ドライバー派遣や物流業務を請け負うウィンコーポレーションの中村真一郎氏が言う。
「最近は高齢者がネット通販のユーザーとなって配送量が増えていますが、一方でドライバーは高齢化が進んで辞めていく人が増えているのが深刻です。大手のヤマト運輸も佐川急便も日本通運も慢性的に足りていない。
ヤマト運輸は物流という社会的なインフラを守る意味合いからアマゾンの仕事を受けた側面もあると思いますが、一説にはアマゾンの仕事をやらないと地方で配達の仕事が極端に少なくなり、地方で採算が取れなくなると聞いています」
このままでは物流が止まり、アマゾンもセブンイレブンもヤマト運輸もなくなってしまいかねない危機的な状況――順天堂大学特任教授の川喜多喬氏は、現状をこう分析する。
「多くの消費者は、物流に対してコストを支払おうという意識が低すぎます。

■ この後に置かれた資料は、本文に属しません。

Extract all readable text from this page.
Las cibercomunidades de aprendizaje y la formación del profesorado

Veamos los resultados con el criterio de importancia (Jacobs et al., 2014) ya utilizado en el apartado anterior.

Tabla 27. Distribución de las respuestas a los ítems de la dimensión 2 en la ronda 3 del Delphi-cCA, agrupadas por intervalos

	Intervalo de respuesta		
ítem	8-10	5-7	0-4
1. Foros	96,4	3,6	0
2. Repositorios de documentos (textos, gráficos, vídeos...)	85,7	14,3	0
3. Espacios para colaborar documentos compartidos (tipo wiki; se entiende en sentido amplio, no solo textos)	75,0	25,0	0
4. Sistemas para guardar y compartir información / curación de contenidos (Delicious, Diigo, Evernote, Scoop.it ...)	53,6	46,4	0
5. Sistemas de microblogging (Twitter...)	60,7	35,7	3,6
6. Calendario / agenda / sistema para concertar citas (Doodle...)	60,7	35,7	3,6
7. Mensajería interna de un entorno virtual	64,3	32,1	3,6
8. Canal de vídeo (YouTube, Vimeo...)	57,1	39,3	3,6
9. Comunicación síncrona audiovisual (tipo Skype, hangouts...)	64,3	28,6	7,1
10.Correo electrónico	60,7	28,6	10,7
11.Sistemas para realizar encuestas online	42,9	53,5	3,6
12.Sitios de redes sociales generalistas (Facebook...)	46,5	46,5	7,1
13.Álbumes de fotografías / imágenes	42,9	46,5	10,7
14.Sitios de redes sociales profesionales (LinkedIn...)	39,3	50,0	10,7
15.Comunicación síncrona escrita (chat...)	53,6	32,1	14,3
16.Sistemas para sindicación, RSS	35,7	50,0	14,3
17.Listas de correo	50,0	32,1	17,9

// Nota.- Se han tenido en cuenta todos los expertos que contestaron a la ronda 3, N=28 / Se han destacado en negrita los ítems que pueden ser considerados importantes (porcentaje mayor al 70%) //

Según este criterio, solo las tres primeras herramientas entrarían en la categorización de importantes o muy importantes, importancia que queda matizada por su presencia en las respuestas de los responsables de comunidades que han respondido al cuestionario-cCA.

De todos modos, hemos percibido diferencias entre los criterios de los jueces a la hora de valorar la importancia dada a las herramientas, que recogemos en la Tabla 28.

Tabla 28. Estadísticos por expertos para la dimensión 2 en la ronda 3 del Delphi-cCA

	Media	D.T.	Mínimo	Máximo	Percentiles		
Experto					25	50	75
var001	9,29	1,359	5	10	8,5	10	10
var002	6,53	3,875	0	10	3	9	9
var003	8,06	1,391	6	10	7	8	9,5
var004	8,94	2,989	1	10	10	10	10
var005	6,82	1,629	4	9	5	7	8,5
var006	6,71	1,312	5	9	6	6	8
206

物流は『社会の命綱』とたとえられますが、まさにその通りです。労働力不足で機能しなくなれば、アマゾンやセブンイレブンなども壊滅的な状況に陥ります。
情報は一瞬で届く時代になりましたが、現実の物は誰かが人力で動かさないと経済は回らないのです」
送料無料、翌日配送。365日24時間営業。これらは「運ぶ人」がいないと成り立たない。日本人が当たり前のように享受する「便利さ」が崩壊の危機に直面している。